“Forse che la finzione di un oggetto isolato implichi una sorta di assurdità, siccome tale oggetto ricava le proprie proprietà fisiche dalle relazioni che mantiene con tutti gli altri e deve tutte le proprie determinazioni, e di conseguenza la sua propria esistenza, al posto che occupa nell’universo intero”? Henry Bergson: Materia e Memoria, 1910
Claude E. Shannon, padre della teoria dell’informazione, il cui lavoro “La teoria matematica della comunicazione” è uno dei lavori più importanti negli annali del pensiero tecnologico, mostrò come un’algebra elaborata a metà del XIX secolo dal matematico britannico George Boole, (Algebra Booleana) potesse rappresentare il lavoro di switches e relays nei circuiti elettronici. Le implicazioni sono profonde. Egli definì il potenziale informativo in un sistema come la sua entropia, termine che in termodinamica indica la parte imprevedibile del processo, ciò che in mancanza di nozione sull’effetto globale si definisce rumore, o dispersione. Nessuna tecnologia dell’epoca poteva dimostrare i suoi teoremi, che vennero puntualmente adoperati all’avvento di circuiti integrati ad alta velocità, sufficentemente veloci da sfruttare la sua teoria dell’informazione. Ciascuno dei sistemi che raccolgono, elaborano o trasmettono informazioni in forma digitale si è modellato intorno a questa teoria, specie da quando la tecnologia è tornata al concetto, molto più vecchio, di connettività.
Proprio questa entropia, questo caotico processo di dispersione dei valori inutilizzati, rappresenta il terreno di ricerca più fertile su cui i compositori si avventurano. La definizione di rumore che spesso abbiamo utilizzato perde ogni connotazione negativa, chè solo l’incoscienza genera l’indististinzione. Nel cosiddetto rumore giace una speranza di vitalità colossale ed ignota. Ogni ambiguità deriva dall’uso del caso come pretesto di riferimento, quando invece il termine va chiarito una volta per tutte: che il caso esista o non esista è la vera discriminazione da affrontare.

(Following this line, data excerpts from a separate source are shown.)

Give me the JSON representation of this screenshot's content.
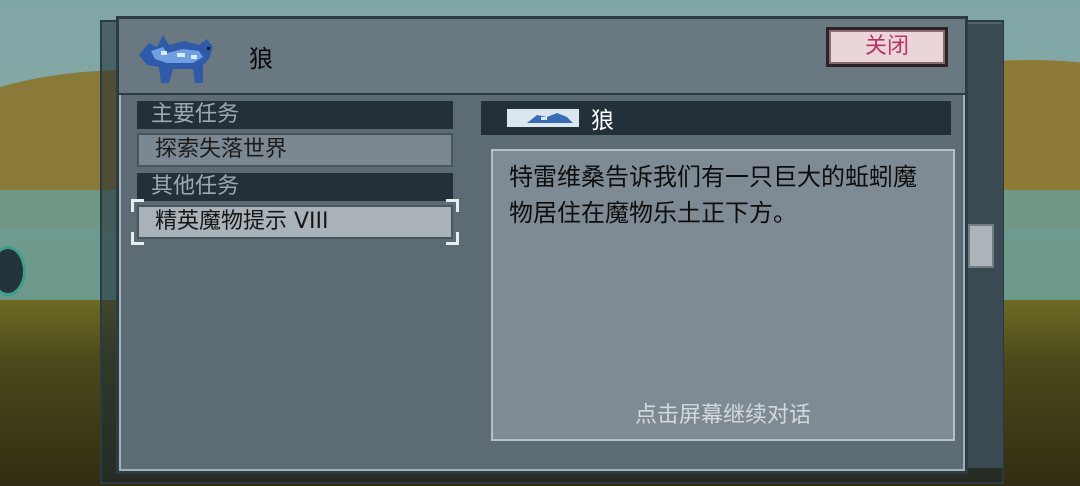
{
  "dialog": {
    "title": "狼",
    "close_label": "关闭"
  },
  "quests": {
    "categories": [
      {
        "label": "主要任务",
        "items": [
          "探索失落世界"
        ]
      },
      {
        "label": "其他任务",
        "items": [
          "精英魔物提示 VIII"
        ]
      }
    ],
    "selected": "精英魔物提示 VIII"
  },
  "detail": {
    "title": "狼",
    "description": "特雷维桑告诉我们有一只巨大的蚯蚓魔物居住在魔物乐土正下方。",
    "continue_hint": "点击屏幕继续对话"
  },
  "icons": {
    "portrait": "wolf-icon",
    "detail": "wolf-mini-icon"
  },
  "colors": {
    "close_text": "#b7346a",
    "panel": "#5d6b75",
    "category_bg": "#243039"
  }
}
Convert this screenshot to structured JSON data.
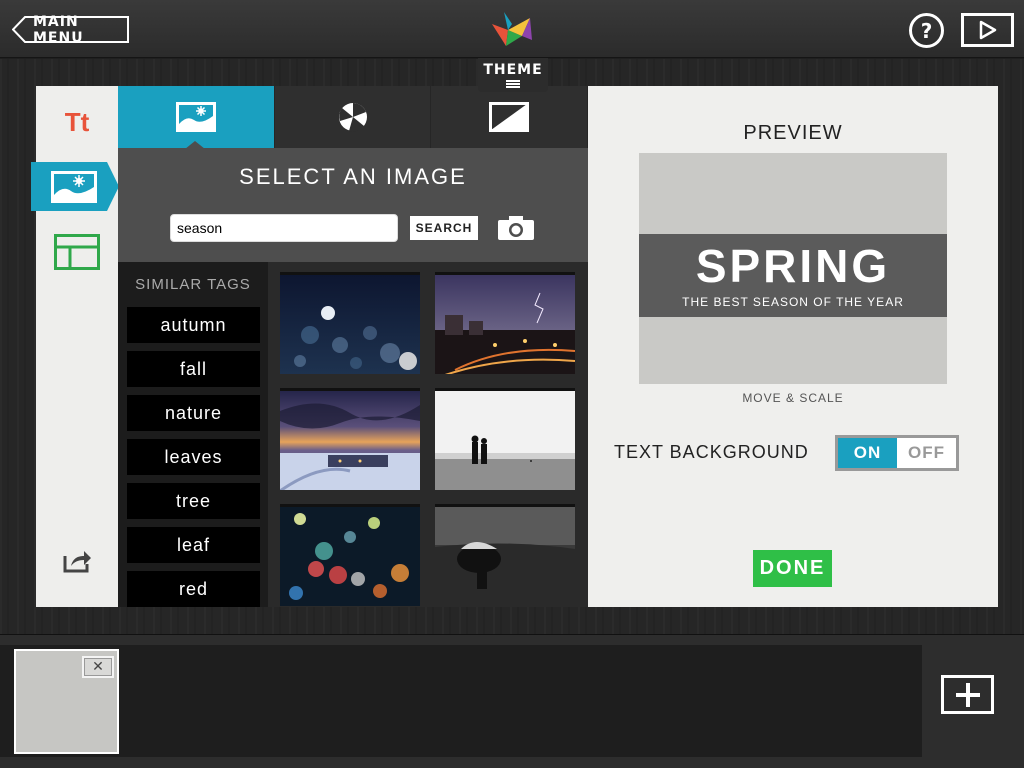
{
  "header": {
    "main_menu_label": "MAIN MENU",
    "theme_label": "THEME",
    "help_label": "?"
  },
  "sidebar": {
    "text_tool_label": "Tt",
    "items": [
      {
        "name": "text-tool",
        "icon": "text-icon"
      },
      {
        "name": "image-tool",
        "icon": "image-icon",
        "active": true
      },
      {
        "name": "layout-tool",
        "icon": "layout-icon"
      },
      {
        "name": "share-tool",
        "icon": "share-icon"
      }
    ]
  },
  "image_panel": {
    "tabs": [
      {
        "icon": "image-icon",
        "active": true
      },
      {
        "icon": "color-palette-icon",
        "active": false
      },
      {
        "icon": "filter-contrast-icon",
        "active": false
      }
    ],
    "title": "SELECT AN IMAGE",
    "search": {
      "value": "season",
      "button_label": "SEARCH"
    },
    "similar_tags_title": "SIMILAR TAGS",
    "tags": [
      "autumn",
      "fall",
      "nature",
      "leaves",
      "tree",
      "leaf",
      "red"
    ]
  },
  "preview": {
    "title": "PREVIEW",
    "heading": "SPRING",
    "subheading": "THE BEST SEASON OF THE YEAR",
    "move_scale_label": "MOVE & SCALE",
    "text_background_label": "TEXT BACKGROUND",
    "toggle_on_label": "ON",
    "toggle_off_label": "OFF",
    "toggle_state": "on",
    "done_label": "DONE"
  },
  "colors": {
    "accent_blue": "#1aa0c0",
    "done_green": "#2fbf47",
    "text_tool_red": "#e8533a",
    "layout_green": "#2fa84a"
  }
}
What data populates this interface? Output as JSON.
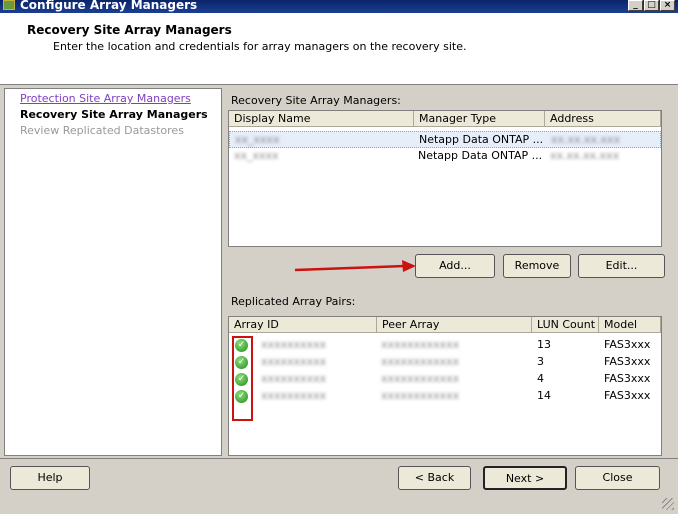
{
  "window": {
    "title": "Configure Array Managers"
  },
  "header": {
    "title": "Recovery Site Array Managers",
    "subtitle": "Enter the location and credentials for array managers on the recovery site."
  },
  "nav": [
    {
      "label": "Protection Site Array Managers",
      "state": "visited"
    },
    {
      "label": "Recovery Site Array Managers",
      "state": "current"
    },
    {
      "label": "Review Replicated Datastores",
      "state": "disabled"
    }
  ],
  "managers": {
    "label": "Recovery Site Array Managers:",
    "columns": [
      "Display Name",
      "Manager Type",
      "Address"
    ],
    "rows": [
      {
        "name": "xx_xxxx",
        "type": "Netapp Data ONTAP ...",
        "address": "xx.xx.xx.xxx"
      },
      {
        "name": "xx_xxxx",
        "type": "Netapp Data ONTAP ...",
        "address": "xx.xx.xx.xxx"
      }
    ]
  },
  "buttons": {
    "add": "Add...",
    "remove": "Remove",
    "edit": "Edit...",
    "help": "Help",
    "back": "< Back",
    "next": "Next >",
    "close": "Close"
  },
  "pairs": {
    "label": "Replicated Array Pairs:",
    "columns": [
      "Array ID",
      "Peer Array",
      "LUN Count",
      "Model"
    ],
    "rows": [
      {
        "array_id": "xxxxxxxxxx",
        "peer": "xxxxxxxxxxxx",
        "lun": "13",
        "model": "FAS3xxx"
      },
      {
        "array_id": "xxxxxxxxxx",
        "peer": "xxxxxxxxxxxx",
        "lun": "3",
        "model": "FAS3xxx"
      },
      {
        "array_id": "xxxxxxxxxx",
        "peer": "xxxxxxxxxxxx",
        "lun": "4",
        "model": "FAS3xxx"
      },
      {
        "array_id": "xxxxxxxxxx",
        "peer": "xxxxxxxxxxxx",
        "lun": "14",
        "model": "FAS3xxx"
      }
    ]
  },
  "colors": {
    "titlebar": "#0a246a",
    "annotation": "#cc1111",
    "check": "#2a9a2a"
  }
}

L’alternativa, per esempio, è immaginare l’ignoto che non possediamo i mezzi per decifrare, un enigma cifrato che non siamo in grado di decodificare, un insieme creativo che non possiamo comprendere. Possiamo immaginare un mondo in cui ciascun evento sia un miracolo, e misurarci con esso. Oppure possiamo immaginare che ogni chiave risieda in una intelligenza condivisa, in cui è la somma sinattica di un individuo molteplice a rendere leggibile la realtà. Un calcolo parallelo realizzato da una mente umana sommata, anziche frammentata.
Molta parte della composizione musicale cui veniamo esposti ogni giorno è il prodotto di un iperstrumento tutto contenuto in una stanza e organizzato da un individuo apparentemente molto isolato. Nella realtà lo scambio di visioni autoctone è attivo in una modalità vivissima ed estremamente feconda. Lo scambio di file semilavorati, in una connessione intelligente che va molto oltre le possibilità del singolo, che vive di premesse e di postfazioni intersecate in modo finissimo, appartiene molto di più al nostro modus operandi quotidiano che quello di qualunque gruppo musicale visto finora. L’interrelazione creativa non è mai stata veloce e precisa com’è ora ed ogni sinapsi, ogni nodo della rete, contribuisce in modo efficente ed efficace come mai è stato meglio. Le considerazioni su una intelligenza planetaria che presiede al nostro lavoro non sono una qualunque idea illuminista o sogno romantico, ma un definito modo di azione.
Lavoriamo incessantemente in una dimensione impersonale eppure intimissima, nella quale le nuance più sottili del suono tentano una armonizzazione che va al di là delle speranze più umane.